Abstract:
The paper provides an overview of the results of the Tula School of Number Theory on the following issues interpolation of periodic functions of many variables defined in the nodes of a generalized parallelepipedal grid of an integer lattice, and by numerical integration algorithms with a stopping rule.
The necessary facts and notations are given in Section 2, which consists of 6 subsections: 2.1. From the geometry of numbers; 2.2. Trigonometric sums of grids and lattices; 2.3. Inequalities for renormalization on the space $E_s^\alpha$; 2.4. Interpolation formulas for the generalized parallelepipedal grid of an integer lattice; 2.5. Properties of the interpolation operator; 2.6. Estimates of the interpolation error. These subsections, along with the known facts and definitions obtained earlier at the Tula School of Number Theory, contain new concepts and facts related to interpolation on shifted parallelepipedal grids.
The following section 3. Algorithms of approximate integration and interpolation with the stopping rule contains new definitions related to the transfer of the concept of a concentric algorithm of approximate integration to the case of a multiplicative, concentric algorithm of approximate interpolation.

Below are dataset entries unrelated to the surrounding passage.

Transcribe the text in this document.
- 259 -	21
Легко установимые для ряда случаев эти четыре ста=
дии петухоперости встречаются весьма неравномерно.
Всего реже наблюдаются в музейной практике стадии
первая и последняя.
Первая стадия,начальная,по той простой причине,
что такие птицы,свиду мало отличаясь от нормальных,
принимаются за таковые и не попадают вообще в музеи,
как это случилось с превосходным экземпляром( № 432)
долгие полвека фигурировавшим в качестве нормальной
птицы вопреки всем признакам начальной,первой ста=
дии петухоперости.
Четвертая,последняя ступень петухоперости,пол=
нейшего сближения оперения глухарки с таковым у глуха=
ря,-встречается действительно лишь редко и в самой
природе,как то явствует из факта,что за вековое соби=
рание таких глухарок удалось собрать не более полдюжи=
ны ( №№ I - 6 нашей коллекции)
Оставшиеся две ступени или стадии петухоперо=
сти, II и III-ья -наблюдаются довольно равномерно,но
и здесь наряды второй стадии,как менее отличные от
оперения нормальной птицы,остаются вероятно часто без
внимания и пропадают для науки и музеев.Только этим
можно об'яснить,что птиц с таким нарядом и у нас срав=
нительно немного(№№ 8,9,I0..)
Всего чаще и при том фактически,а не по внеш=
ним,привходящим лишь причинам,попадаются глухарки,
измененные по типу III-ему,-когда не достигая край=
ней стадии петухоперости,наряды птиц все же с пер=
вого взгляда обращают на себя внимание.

The paper investigates new issues of approximate interpolation with stopping rules. In the 4th section, the most important and interesting case of nested sequences of parallelepipedal grids is considered for practical implementation. An estimate of the norm of the difference between two interpolation operators on a lattice and a sublattice was obtained, which made it possible to take the maximum of the modulus of the difference of these operators at the points of a larger parallelepipedal grid as the stopping rule of the concentric algorithm for approximate interpolation of periodic functions. In conclusion, the task for further research is formulated.
Keywords:the minimum polynomial of the given algebraic irrationality, residual fractions, continued fractions, TDP-shape, the modules Tue, couple Tue, linear-fractional transformation of the second kind.